Below are the detailed and thoroughly researched comments submitted by Dr. Karim Ahmed to the Connecticut Siting Council regarding the proposed fracked gas plant in Killingly.  On June 6, 2019, just a few days after the comments closed, the CT Siting Council and DEEP greenlighted this project, raising the question – did they even read the comments submitted?  It is hard to imagine that they did.    We don’t need another fracked gas plant in Connecticut – we need clean, renewable energy from wind and solar.   Ironically, the Governor took the right step in that direction when he signed the Offshore Wind Bill into law on June 7, but it shows the cognitive dissonance that our government is approving clean wind and dirty fossil fuel power in the same 24 hour period.

May 30, 2019
Melanie Bachman, Executive Director
Connecticut Siting Council
10 Franklin Square
New Britain, CT 06051

RE: Killingly Energy Center, NTE Connecticut, LLC
Killingly, Connecticut

Docket No. 470B

Via electronic mail: siting.council@ct.gov

Dear Ms Bachman:
I write these comments with regard to the above listed proceedings, which is related to NTE Connecticut’s application for a reopening of the original Docket No. 470, requesting approval for a proposed natural gas electric power plant to be built at the Killingly Energy Center in Killingly, CT.  While speaking as an individual, though reflecting the views of many residents in the State of Connecticut, it is my sincere hope that the Connecticut Siting Council will not grant approval of this request. I will summarize my opposition as follows:

  • Contrary to testimony entered in these proceedings, the siting of natural gas power plant in our state is neither the most cost-effective alternative nor an interim bridge to the future production of renewable energy in Connecticut and the New England region as a whole.
  • There are serious impacts on human health and global climate change when natural gas production activities, chemical waste disposals and pipeline transmission leakages are taken into account, especially those planned natural gas deliveries made to Connecticut from fracking operations in the Marcellus Shale deposits in nearby Pennsylvania.
  • There is no compelling reason why another fossil fuel power plant (proposed capacity of 650 MW) need be built in this region at this time, when a bipartisan bill in the Connecticut State Legislature was overwhelmingly approved (134-10) by the House on May 14, 2019, authorizing the construction of offshore wind turbines generating electricity of up to 2000 MW.
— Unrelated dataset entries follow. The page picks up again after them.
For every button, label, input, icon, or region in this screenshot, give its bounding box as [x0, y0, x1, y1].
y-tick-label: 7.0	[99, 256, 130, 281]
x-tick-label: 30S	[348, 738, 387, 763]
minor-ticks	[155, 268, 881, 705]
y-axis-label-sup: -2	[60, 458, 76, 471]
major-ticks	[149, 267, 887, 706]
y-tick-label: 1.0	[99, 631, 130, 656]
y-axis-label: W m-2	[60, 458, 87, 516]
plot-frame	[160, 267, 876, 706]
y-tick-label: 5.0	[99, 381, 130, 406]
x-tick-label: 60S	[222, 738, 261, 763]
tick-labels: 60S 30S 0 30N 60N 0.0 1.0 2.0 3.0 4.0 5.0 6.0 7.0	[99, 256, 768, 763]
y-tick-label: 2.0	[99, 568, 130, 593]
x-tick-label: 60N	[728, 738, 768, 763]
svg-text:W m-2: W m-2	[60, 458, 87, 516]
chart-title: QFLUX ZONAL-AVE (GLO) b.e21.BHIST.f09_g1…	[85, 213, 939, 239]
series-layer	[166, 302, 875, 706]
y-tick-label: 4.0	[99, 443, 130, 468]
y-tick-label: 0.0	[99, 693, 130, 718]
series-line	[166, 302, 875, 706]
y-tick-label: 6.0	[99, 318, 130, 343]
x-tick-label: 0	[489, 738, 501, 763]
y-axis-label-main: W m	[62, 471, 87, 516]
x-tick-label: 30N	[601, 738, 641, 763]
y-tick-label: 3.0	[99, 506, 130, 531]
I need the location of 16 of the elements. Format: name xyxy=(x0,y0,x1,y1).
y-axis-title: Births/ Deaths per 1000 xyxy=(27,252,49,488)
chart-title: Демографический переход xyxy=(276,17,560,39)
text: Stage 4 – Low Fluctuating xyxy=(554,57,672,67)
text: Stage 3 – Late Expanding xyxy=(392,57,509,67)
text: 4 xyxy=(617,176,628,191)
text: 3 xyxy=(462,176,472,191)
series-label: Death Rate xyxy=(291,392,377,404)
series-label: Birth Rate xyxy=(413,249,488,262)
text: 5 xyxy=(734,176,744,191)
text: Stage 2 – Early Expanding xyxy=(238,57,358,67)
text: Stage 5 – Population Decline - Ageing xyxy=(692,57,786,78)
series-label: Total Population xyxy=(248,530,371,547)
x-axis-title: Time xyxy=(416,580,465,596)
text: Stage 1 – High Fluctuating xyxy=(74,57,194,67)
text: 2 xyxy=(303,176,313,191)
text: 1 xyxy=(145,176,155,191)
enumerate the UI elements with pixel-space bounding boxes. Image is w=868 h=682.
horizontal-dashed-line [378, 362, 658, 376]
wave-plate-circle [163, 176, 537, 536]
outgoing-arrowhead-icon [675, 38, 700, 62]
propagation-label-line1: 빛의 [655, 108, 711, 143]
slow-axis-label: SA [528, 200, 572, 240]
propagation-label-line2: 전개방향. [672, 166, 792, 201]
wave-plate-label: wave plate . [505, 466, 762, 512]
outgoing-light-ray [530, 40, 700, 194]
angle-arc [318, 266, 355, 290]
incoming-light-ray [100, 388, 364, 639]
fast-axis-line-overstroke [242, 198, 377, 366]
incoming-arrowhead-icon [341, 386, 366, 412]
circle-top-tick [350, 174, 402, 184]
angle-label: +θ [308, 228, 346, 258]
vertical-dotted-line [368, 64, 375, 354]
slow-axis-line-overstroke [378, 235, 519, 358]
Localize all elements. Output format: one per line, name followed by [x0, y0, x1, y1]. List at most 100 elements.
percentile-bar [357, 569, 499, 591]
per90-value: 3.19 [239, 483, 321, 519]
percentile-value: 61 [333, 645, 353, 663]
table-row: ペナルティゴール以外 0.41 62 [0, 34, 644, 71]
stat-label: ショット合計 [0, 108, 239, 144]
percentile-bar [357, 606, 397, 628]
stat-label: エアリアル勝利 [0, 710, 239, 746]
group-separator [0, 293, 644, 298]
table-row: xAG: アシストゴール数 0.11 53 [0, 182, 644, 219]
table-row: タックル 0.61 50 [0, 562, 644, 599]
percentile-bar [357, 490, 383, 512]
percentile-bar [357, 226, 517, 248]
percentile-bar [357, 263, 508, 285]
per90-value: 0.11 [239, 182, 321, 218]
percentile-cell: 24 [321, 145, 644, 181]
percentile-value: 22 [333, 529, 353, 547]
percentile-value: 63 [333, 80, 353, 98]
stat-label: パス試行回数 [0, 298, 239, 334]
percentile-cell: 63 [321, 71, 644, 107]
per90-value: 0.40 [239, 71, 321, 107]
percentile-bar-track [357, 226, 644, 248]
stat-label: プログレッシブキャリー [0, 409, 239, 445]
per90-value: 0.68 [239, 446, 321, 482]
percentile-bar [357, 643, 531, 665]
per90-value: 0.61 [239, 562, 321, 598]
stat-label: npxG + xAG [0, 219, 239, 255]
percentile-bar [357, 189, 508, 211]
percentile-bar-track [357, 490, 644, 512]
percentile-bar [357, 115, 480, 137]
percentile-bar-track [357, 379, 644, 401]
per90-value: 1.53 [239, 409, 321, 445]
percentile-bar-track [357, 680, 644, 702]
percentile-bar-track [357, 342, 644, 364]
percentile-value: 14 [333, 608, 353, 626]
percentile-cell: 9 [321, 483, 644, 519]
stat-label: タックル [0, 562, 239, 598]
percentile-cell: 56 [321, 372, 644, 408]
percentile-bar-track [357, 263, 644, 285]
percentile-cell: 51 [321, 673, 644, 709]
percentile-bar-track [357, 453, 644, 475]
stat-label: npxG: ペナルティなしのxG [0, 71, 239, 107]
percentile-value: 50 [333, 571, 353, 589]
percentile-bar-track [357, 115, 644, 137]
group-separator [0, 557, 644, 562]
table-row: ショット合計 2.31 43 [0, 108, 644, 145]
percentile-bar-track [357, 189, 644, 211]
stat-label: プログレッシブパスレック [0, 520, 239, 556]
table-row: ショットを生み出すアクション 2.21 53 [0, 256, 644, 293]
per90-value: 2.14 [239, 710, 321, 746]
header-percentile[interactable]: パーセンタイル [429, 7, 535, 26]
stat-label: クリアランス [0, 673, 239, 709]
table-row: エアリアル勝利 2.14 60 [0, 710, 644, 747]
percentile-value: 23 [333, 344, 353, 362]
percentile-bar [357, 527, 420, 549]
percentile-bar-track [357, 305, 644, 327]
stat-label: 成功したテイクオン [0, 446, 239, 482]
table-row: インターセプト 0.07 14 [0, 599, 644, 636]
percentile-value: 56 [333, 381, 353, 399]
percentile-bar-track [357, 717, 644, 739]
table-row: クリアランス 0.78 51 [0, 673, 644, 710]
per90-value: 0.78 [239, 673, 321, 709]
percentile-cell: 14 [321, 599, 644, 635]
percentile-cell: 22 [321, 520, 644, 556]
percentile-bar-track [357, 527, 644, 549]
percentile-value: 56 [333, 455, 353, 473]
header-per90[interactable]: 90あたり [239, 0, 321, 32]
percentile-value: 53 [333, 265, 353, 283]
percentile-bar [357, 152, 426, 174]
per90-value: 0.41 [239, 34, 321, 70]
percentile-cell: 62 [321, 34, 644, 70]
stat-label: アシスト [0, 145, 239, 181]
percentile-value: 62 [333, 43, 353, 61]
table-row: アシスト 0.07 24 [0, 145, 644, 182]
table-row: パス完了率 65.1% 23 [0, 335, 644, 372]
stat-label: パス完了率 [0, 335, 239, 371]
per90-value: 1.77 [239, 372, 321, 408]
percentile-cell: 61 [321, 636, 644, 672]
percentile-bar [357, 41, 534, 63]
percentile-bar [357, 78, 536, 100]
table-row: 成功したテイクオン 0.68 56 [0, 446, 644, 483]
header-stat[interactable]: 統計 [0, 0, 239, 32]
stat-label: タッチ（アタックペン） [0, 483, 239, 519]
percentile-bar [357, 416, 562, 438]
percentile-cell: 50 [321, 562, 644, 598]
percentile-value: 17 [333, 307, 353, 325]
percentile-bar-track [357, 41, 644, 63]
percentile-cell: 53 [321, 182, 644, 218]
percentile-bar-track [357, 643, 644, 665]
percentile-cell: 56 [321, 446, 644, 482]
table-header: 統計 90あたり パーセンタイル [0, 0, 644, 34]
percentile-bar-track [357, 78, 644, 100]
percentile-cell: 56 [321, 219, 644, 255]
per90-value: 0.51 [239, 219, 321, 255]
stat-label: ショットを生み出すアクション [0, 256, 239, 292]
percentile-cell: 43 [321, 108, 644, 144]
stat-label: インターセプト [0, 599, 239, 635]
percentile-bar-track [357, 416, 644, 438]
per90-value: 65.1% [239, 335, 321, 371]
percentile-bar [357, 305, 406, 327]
Let me introduce myself. Currently, I am an Adjunct Professor of Occupational and Environmental Medicine at the University of Connecticut Health Center (UConn Health) in Farmington, CT, where I teach graduate courses in children’s environmental health, risk assessment/risk management, sustainable development and environmental ethics. I also hold an Honorary Professorship at the School of Public Health and Family Medicine at the University of Cape Town in South Africa.

For the past thirty years, I have served as a Board Member and Secretary-Treasurer at the National Council for Science and the Environment (NCSE) in Washington, DC. Previously, I was Senior Staff Scientist and Research Director at the Natural Resources Defense Council (NRDC) in New York City, and Deputy Director of Health, Environment and Development at the World Resources Institute (WRI) in Washington, DC.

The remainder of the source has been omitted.